Diante desses pressupostos, organizou-se a pesquisa documental, desenvolvida a partir de três diretrizes, segundo categorização de Lakatos e Marconi (1996): a) escritos ou não, b) primários ou secundários, c) contemporâneos ou referentes a retrospectivas. Nesta tese, são reunidos e analisados documentos destas três categorias. Para Gil (2010), é considerado documento inclusive um “objeto que possa contribuir para a investigação de determinado fato ou fenômeno” (2010, p. 147) e os classifica em registros cursivos, episódicos e privados e também em dados encontrados.

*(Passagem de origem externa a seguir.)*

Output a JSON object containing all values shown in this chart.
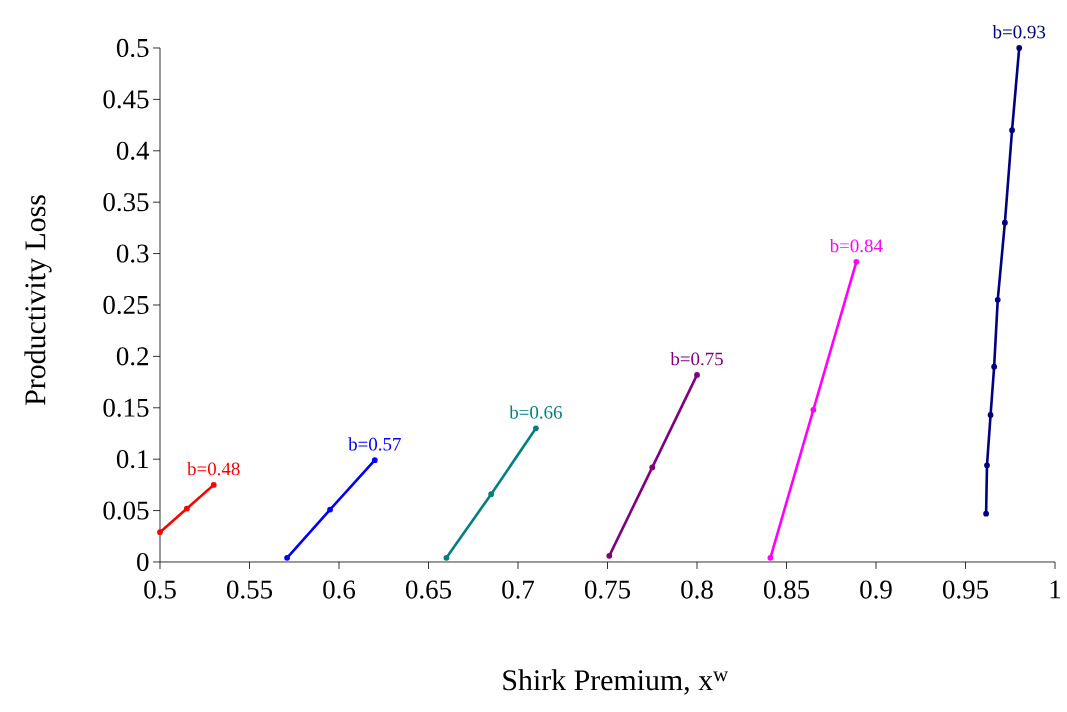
{
  "chart_data": {
    "type": "line",
    "xlabel": "Shirk Premium, x$^{w}$",
    "ylabel": "Productivity Loss",
    "xlim": [
      0.5,
      1
    ],
    "ylim": [
      0,
      0.5
    ],
    "xticks": [
      0.5,
      0.55,
      0.6,
      0.65,
      0.7,
      0.75,
      0.8,
      0.85,
      0.9,
      0.95,
      1
    ],
    "yticks": [
      0,
      0.05,
      0.1,
      0.15,
      0.2,
      0.25,
      0.3,
      0.35,
      0.4,
      0.45,
      0.5
    ],
    "grid": false,
    "legend": false,
    "marker": "circle",
    "line_style": "solid",
    "series": [
      {
        "name": "b=0.48",
        "color": "#ff0000",
        "x": [
          0.5,
          0.515,
          0.53
        ],
        "values": [
          0.029,
          0.052,
          0.075
        ]
      },
      {
        "name": "b=0.57",
        "color": "#0000ff",
        "x": [
          0.571,
          0.595,
          0.62
        ],
        "values": [
          0.004,
          0.051,
          0.099
        ]
      },
      {
        "name": "b=0.66",
        "color": "#008080",
        "x": [
          0.66,
          0.685,
          0.71
        ],
        "values": [
          0.004,
          0.066,
          0.13
        ]
      },
      {
        "name": "b=0.75",
        "color": "#800080",
        "x": [
          0.751,
          0.775,
          0.8
        ],
        "values": [
          0.006,
          0.092,
          0.182
        ]
      },
      {
        "name": "b=0.84",
        "color": "#ff00ff",
        "x": [
          0.841,
          0.865,
          0.889
        ],
        "values": [
          0.004,
          0.148,
          0.292
        ]
      },
      {
        "name": "b=0.93",
        "color": "#000080",
        "x": [
          0.9615,
          0.962,
          0.964,
          0.966,
          0.968,
          0.972,
          0.976,
          0.98
        ],
        "values": [
          0.047,
          0.094,
          0.143,
          0.19,
          0.255,
          0.33,
          0.42,
          0.5
        ]
      }
    ]
  }
}
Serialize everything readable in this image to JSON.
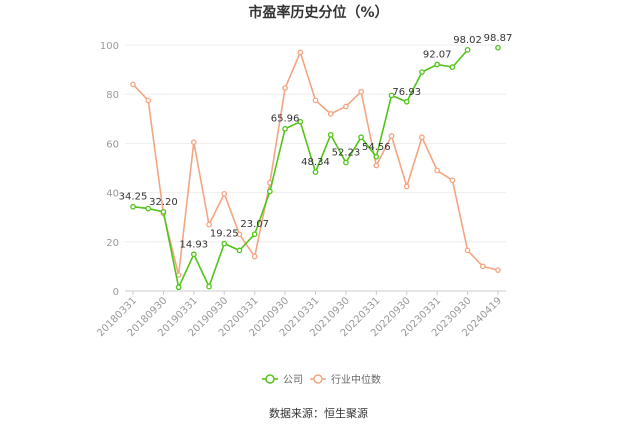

[...] a pesquisa documental tradicionalmente vale-se dos registros cursivos, que são persistentes e continuados. [...] registros episódicos e privados, constituídos principalmente por documentos pessoais e por imagens visuais produzidas pelos meios de comunicação de massa. E [...] dados encontrados, que são constituídos não apenas por objetos materiais, mas também por vestígios físicos produzidos por erosão [...] (GIL, 2010, p. 147, grifos do autor).

Segundo ele, são relevantes, para a pesquisa social, os documentos de comunicação de massa como fonte de dados, pois permitem “conhecer os mais variados aspectos da sociedade atual e também lidar com o passado histórico. Neste último caso, com eficiência maior que a obtida com a utilização de qualquer outra fonte de dados” (GIL, 2010, p. 151). Compreende- se, na mesma direção, que, para a constituição e a análise do acontecimento público Tragédia Kiss, os meios de comunicação massivos fornecem subsídios para a tarefa de bricolagem, de encadeamento e tessitura dos pontos que são fundamentais para a análise aqui proposta, que está em realizar a genealogia do acontecimento público Tragédia Kiss.

Porém, em complemento, são fundamentais, também, na Tragédia Kiss, documentos disponibilizados por atores institucionais, da sociedade, da política, da ciência, da religião e do mercado; e em outros espaços de visibilidade, presenciais (como cultos e congressos) ou mediados, quando disponibilizados em portais, blogs e sites de redes sociais, na mídia digital, ou em mídias radicais alternativas (grafites, cartazes, charges, pinturas, camisetas), periféricas

em relação às mídias massivas. Estas últimas, ligadas, principalmente, às mobilizações sociais e à experiência de quem é atingido direta ou indiretamente pelo acontecimento e sofre as consequências da sua irrupção. Contemporâneos ou retrospectivos, os documentos reunidos estão listados no subcapítulo 5.2 (quadro 2), acerca dos procedimentos metodológicos.